What I am confused about is the line about 'dead plant life' since in theory planks and such are also dead plant life. Would that make a ship a valid target? (Which feels broken since for enchantment sphere animating a ship requires twenty caster levels.) A ruling that came to mind was it targeting individual planks but in that case it would also be valid for single pieces of grass which probably isn't intended. (Since if that was the case a death mage could cast 'mass death magic' and create forty minions with one HD)

Best Answer

Plant life is not a defined game term

The rules refer to plant life in various contexts. As a Verdant bloodline sorcerer you your body can be suffused by it, for a treesinger druid or plant master archtype it refers to a plant companion creature. So there is really no universal definition what is covered by the term "plant life", and what is not, and in extension, there is none for dead plant life.
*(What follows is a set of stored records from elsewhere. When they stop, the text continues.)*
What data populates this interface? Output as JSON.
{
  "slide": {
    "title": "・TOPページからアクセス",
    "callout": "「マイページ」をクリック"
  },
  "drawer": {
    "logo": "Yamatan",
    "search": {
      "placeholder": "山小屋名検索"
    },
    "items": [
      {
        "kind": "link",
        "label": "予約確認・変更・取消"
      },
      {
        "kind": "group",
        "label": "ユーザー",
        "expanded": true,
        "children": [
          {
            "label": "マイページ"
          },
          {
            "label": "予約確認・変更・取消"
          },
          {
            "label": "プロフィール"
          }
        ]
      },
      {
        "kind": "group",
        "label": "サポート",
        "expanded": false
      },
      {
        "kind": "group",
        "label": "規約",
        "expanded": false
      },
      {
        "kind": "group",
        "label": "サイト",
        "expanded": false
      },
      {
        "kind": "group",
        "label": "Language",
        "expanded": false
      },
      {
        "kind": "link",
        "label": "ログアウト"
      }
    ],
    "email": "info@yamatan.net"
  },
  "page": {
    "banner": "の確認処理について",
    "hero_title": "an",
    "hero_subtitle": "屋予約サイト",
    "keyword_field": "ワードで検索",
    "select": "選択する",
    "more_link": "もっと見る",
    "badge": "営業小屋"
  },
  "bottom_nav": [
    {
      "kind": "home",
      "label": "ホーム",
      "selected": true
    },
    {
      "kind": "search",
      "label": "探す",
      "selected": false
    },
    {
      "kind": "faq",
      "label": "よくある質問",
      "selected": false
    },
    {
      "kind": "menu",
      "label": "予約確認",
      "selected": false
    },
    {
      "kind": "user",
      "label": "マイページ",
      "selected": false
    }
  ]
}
Given this, I think it is up to the GM to judge how narrow or wide the term is. Some considerations:

It may make sense to require dead plants (or plant parts) that are of matching size to build the effigy body of the undead creature, and use the standard bestiary size for a zombie or skeleton, meaning these undead you create would be of medium size.

This way, you cannot turn a single grass leaf into a zombie, but you may be able to do so with the mound of rotting vegetable matter of a pile of fallen leaves. I think the size approach is also useful for your other question: You could rule for example that a pair of chairs or some planks of the ship animate as a plant "skeleton“, potentially creating a leak, but not transform the entire ship.